Inspecting the AI-generated code as a good book editor might — with attention not only to every detail, but to the style and purpose of the work — is one approach, though unlikely to resolve the issue of each reasoning iteration ultimately having insufficient context. Another difficultly in taking on such an editorial role is that the LLM’s approach isn’t necessarily consistent across iterations.
Using an AI coding tool has some similarities to pair programming. Over time, human programmers develop a sense of their pair’s context, and anticipate input to some degree. The two contexts merge, creating a new context with its own scope. Although LLMs excel at adopting a conversational style that feels engaging and friendly, they don’t actually adopt a shared context, and their scope remains an extremely broad training set. The focus and boundaries that naturally arise with a familiar colleague don’t seem to emerge in the context of collaborating with an LLM.
Numerous write-ups of how to work effectively with AI coding assistants are available - here’s one, and here’s Terraform/Ghostty’s Mitchell Hashimoto sharing how he uses AI when coding. An interesting tactic is to show the AI what good code looks like, per your needs and codebase. Birgitta Böckeler shared the full details of using a coding agent for a relatively simple frontend task, and discusses her broader learnings in the Pragmatic Engineer newsletter.
Postscript
To be clear, I’m referring to working on new (toy) apps or scoped tasks. As a counterpoint, Jess Frazelle of Zoo noted that, using Graphite, their coding assistant learned both Zoo’s custom programming language and mechanical engineering principles.

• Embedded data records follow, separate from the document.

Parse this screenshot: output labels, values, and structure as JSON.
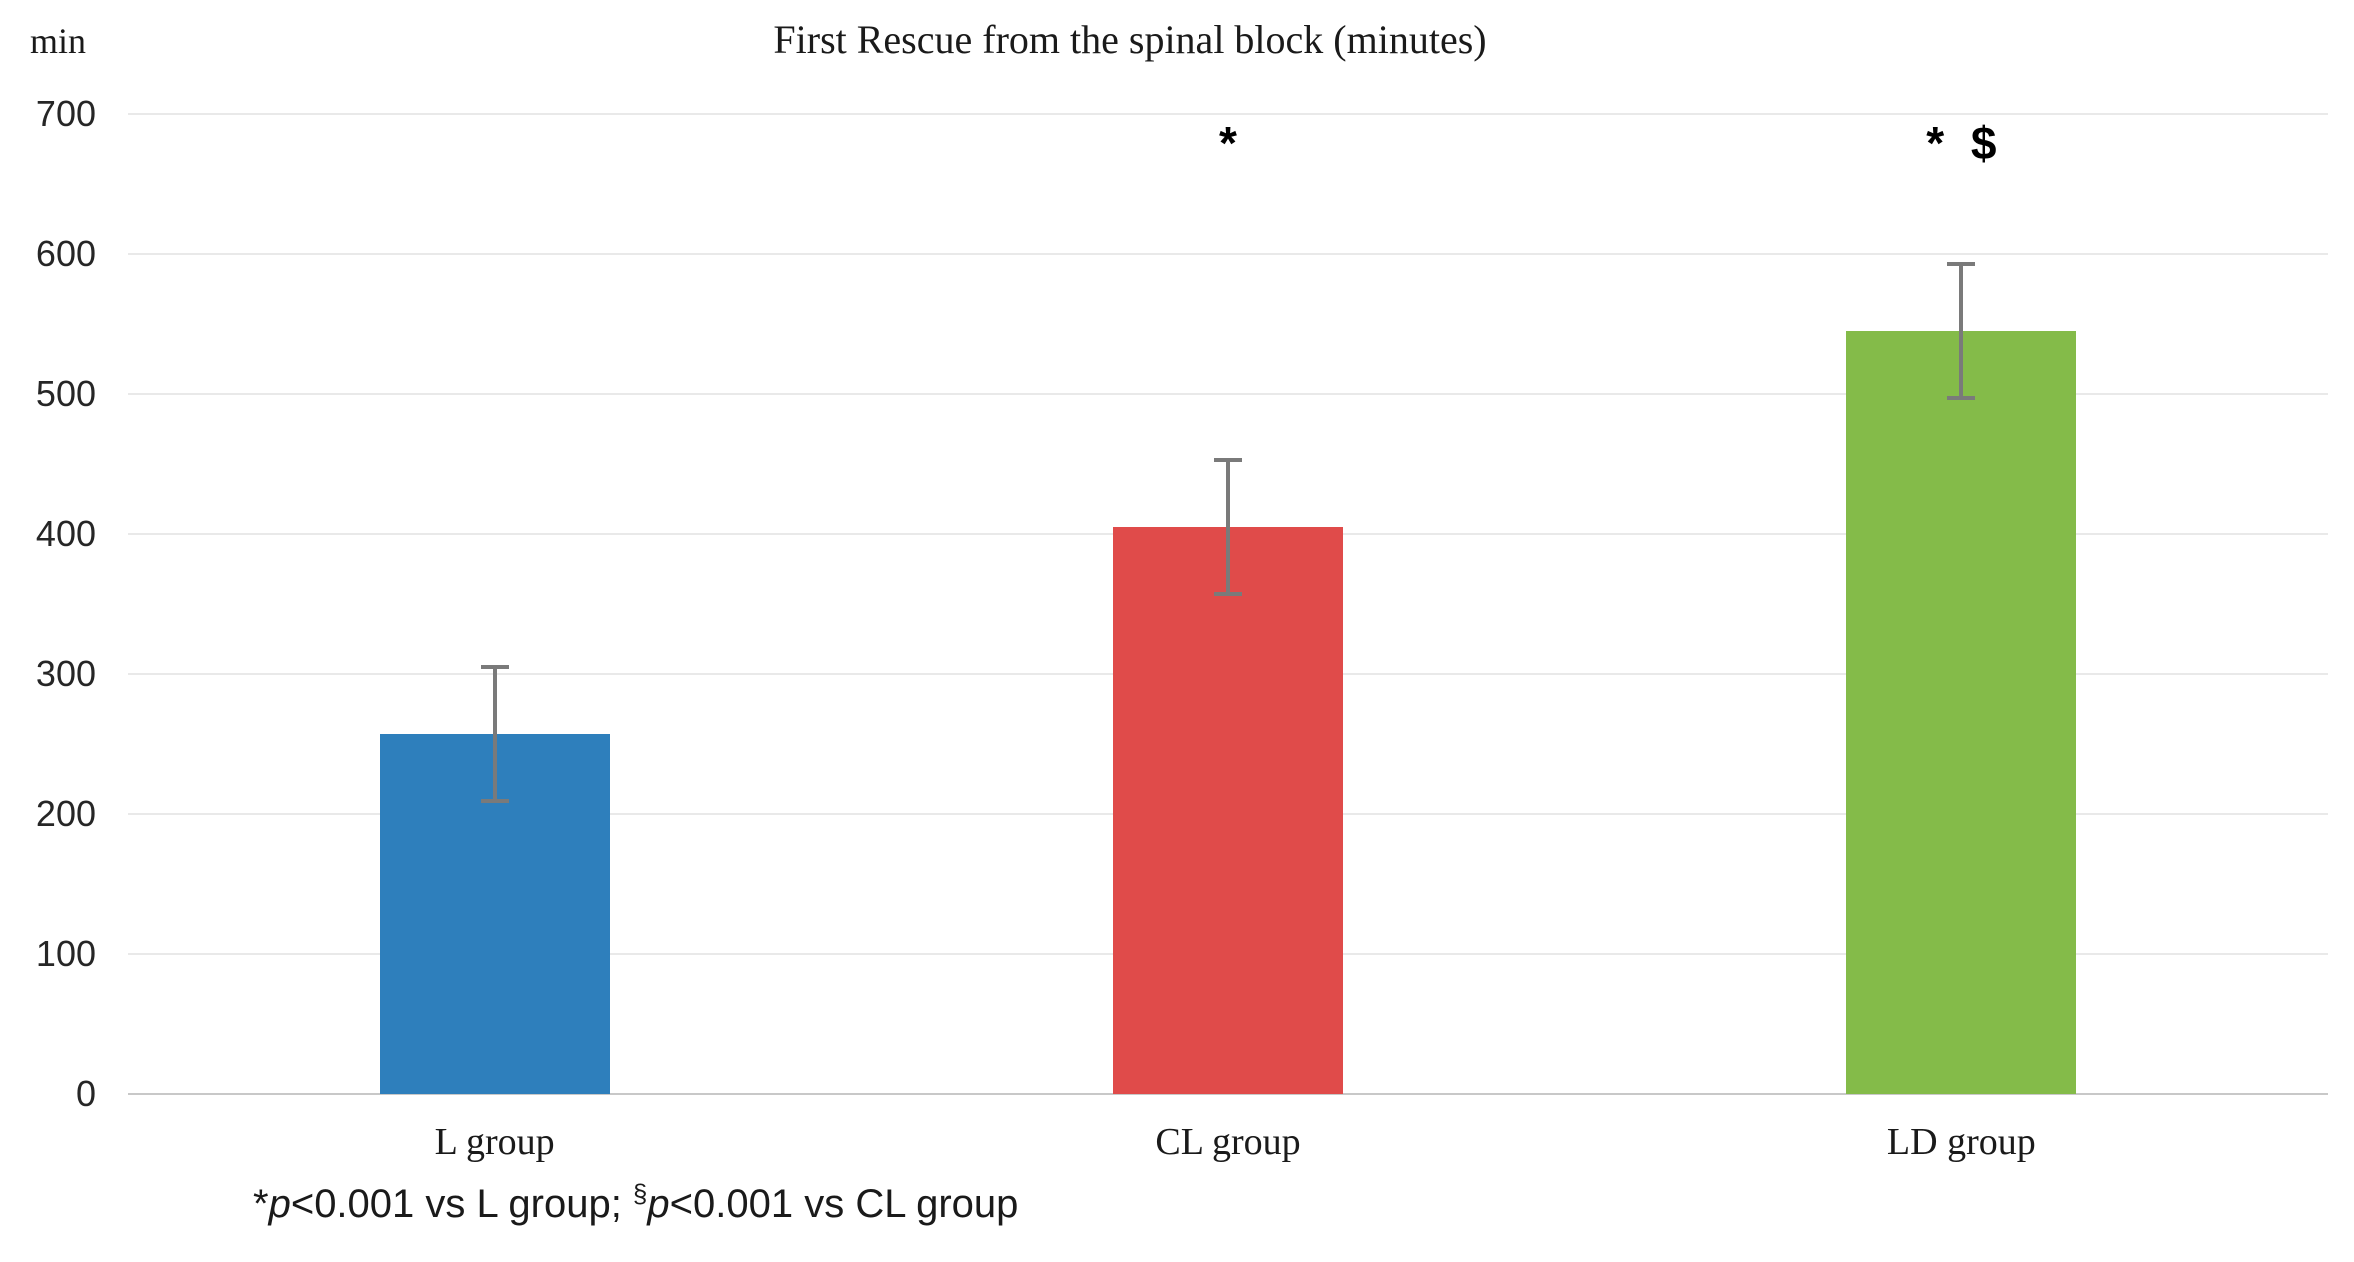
{
  "chart_data": {
    "type": "bar",
    "title": "First Rescue from the spinal block (minutes)",
    "ylabel": "min",
    "categories": [
      "L group",
      "CL group",
      "LD group"
    ],
    "values": [
      257,
      405,
      545
    ],
    "errors": [
      48,
      48,
      48
    ],
    "annotations": [
      "",
      "*",
      "* $"
    ],
    "bar_colors": [
      "#2e7fbc",
      "#e04b4a",
      "#84bb49"
    ],
    "ylim": [
      0,
      700
    ],
    "yticks": [
      0,
      100,
      200,
      300,
      400,
      500,
      600,
      700
    ],
    "grid": true,
    "legend": "none"
  },
  "footnote": {
    "star": "*",
    "p1": "p",
    "t1": "<0.001 vs L group; ",
    "sup": "§",
    "p2": "p",
    "t2": "<0.001 vs CL group"
  },
  "colors": {
    "gridline": "#e9e9e9",
    "axis_line": "#c8c8c8",
    "error_bar": "#7a7a7a",
    "text": "#1a1a1a"
  }
}
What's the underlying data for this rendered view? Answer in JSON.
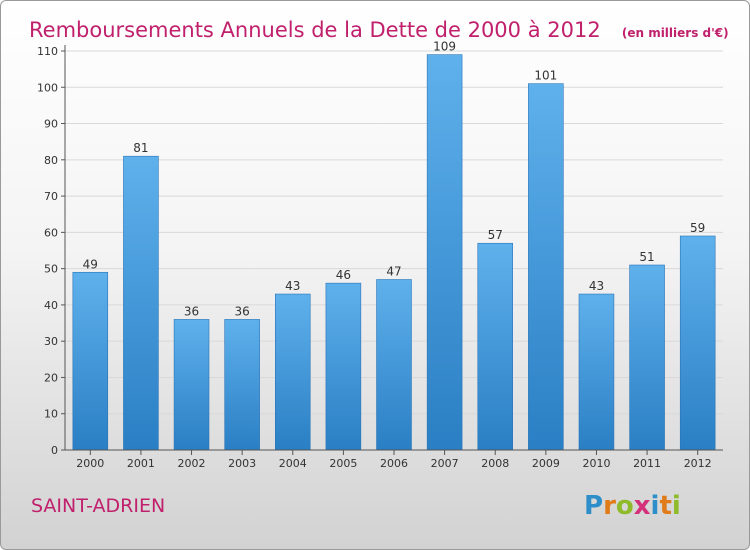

Such domain-tuned performance requires significant domain-specific context, though, putting some brackets around the set of use cases where AI coding tools (currently) do their best work.
Going back to the point about reviewing the details of LLM-generated code as an editor might — the overhead of gauging where the LLM is going with its solution on each pass is significant for anything other than the simplest tasks. That’s one key con. The main pro is that its responses are fast. Do those things balance out? Possibly.
A more subtle con, though, is that it becomes tempting to replace careful review with the move-fast-break-things approach: hope for the best, accept the LLM’s code, and feed error messages back to the LLM to resolve successively. Although… whether that’s a con may not be so cut and dry. After all, vibe coding is a thing.